Not long after my dad’s funeral, my daughter revealed that she’d suspected at a startlingly young age that it wasn’t Santa who brought presents. She’d only played along because it seemed important to her grown-ups.

That was her gift to us, I guess, allowing us to believe we were manufacturing magic.

Transitions

This is my first Christmas with my father gone and my daughter readying herself to start college, on the path toward living life on her own terms.

While I understand that these transitions are simply part of the human journey, they still feel like cataclysmic upheavals to me, raw and wrenching.

As usual, I over-Santa-ed for this Christmas, piling the rug beneath the tree with stuff I needed to get more than she needs to have.

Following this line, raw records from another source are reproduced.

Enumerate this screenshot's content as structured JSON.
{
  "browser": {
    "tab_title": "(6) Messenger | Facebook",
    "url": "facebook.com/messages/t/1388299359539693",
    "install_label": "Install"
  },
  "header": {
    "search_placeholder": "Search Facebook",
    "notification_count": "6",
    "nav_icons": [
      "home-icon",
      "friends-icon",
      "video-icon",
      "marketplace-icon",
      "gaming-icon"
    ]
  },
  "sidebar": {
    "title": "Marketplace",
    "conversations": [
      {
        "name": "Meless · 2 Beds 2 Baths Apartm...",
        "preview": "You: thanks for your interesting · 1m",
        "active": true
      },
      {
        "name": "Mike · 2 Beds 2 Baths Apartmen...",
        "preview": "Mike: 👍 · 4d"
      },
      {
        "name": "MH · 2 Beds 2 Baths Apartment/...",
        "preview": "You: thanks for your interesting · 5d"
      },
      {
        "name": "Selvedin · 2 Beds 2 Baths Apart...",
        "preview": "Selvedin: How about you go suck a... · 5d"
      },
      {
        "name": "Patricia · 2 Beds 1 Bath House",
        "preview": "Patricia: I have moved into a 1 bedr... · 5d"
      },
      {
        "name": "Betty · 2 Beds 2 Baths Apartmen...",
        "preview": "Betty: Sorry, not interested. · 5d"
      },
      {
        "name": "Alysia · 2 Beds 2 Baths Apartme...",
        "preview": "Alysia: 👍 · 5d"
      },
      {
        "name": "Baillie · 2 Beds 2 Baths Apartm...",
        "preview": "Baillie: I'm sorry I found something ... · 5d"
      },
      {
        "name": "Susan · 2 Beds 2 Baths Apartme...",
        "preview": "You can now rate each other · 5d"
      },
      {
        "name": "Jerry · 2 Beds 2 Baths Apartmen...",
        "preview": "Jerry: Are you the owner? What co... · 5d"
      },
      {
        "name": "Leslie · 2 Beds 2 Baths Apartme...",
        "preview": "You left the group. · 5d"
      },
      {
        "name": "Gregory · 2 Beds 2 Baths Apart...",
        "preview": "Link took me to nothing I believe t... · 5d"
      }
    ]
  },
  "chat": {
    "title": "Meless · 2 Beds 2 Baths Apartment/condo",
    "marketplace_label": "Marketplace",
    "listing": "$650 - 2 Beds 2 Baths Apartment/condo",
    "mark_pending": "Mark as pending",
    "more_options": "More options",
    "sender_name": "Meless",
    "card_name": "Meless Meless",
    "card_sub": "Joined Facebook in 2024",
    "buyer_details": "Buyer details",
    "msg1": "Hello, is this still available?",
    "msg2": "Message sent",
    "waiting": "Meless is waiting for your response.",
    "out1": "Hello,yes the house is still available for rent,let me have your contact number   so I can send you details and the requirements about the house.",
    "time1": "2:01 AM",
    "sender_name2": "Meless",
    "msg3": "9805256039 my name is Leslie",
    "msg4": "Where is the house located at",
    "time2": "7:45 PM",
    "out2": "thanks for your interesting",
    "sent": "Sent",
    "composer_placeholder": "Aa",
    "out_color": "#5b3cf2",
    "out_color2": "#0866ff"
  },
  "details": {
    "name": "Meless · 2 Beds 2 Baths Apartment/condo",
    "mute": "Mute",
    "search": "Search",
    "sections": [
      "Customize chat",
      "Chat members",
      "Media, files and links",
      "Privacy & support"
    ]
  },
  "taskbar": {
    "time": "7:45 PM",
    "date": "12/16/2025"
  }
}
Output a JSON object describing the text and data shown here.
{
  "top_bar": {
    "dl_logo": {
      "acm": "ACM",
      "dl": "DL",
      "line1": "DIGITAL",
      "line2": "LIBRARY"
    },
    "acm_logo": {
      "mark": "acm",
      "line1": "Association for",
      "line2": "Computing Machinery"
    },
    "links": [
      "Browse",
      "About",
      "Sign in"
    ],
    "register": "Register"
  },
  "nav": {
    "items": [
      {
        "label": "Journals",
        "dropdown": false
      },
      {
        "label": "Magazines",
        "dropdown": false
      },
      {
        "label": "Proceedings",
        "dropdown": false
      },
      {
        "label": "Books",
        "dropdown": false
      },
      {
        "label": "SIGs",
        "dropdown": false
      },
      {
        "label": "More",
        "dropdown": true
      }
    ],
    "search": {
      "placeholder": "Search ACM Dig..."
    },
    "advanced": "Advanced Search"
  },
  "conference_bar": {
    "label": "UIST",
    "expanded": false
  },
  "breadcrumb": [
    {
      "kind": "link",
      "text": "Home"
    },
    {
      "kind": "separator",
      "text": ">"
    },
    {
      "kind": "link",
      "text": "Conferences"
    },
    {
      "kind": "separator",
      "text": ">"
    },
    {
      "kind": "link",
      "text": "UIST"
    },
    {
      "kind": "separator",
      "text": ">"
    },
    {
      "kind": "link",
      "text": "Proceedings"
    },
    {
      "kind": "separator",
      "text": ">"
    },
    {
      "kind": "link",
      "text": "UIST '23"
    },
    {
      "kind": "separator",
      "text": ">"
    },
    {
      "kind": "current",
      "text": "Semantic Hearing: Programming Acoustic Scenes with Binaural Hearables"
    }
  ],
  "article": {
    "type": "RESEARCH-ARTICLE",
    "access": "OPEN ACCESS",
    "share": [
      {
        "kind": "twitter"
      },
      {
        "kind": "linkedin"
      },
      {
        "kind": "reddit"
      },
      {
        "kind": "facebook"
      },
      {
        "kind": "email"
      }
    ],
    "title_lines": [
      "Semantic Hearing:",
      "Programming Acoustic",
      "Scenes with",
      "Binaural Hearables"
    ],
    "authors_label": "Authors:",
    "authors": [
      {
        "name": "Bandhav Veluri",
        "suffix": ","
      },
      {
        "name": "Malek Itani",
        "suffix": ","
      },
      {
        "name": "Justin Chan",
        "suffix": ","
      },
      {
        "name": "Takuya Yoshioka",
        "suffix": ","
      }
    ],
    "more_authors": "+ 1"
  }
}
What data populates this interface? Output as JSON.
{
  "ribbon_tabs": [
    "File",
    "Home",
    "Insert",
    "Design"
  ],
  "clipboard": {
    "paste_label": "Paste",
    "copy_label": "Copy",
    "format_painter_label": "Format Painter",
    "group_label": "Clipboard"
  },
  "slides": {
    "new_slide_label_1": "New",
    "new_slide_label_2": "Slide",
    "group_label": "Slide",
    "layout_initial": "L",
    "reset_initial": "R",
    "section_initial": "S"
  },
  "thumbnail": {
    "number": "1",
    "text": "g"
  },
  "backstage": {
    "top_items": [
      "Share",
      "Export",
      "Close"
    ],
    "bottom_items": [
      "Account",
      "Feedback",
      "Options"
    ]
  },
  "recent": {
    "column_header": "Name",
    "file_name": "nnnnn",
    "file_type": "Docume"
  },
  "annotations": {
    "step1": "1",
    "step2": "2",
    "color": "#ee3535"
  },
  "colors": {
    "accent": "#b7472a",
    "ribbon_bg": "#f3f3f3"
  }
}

People still congratulate me and my ex for having adopted a child from impoverished circumstances, as though it was a selfless act of noblesse oblige.

Truthfully, I wanted a kid. Period. I’m not sure why, exactly: to feel fulfilled, to give and receive unconditional love, to focus on something that wasn’t just me.

Whatever, the years with my daughter have taught me that my Santa-suited instinct was right when I first discerned in a mall that becoming a dad was something I had to do.

And I came to love my girl more than football, or lasagna, or myself.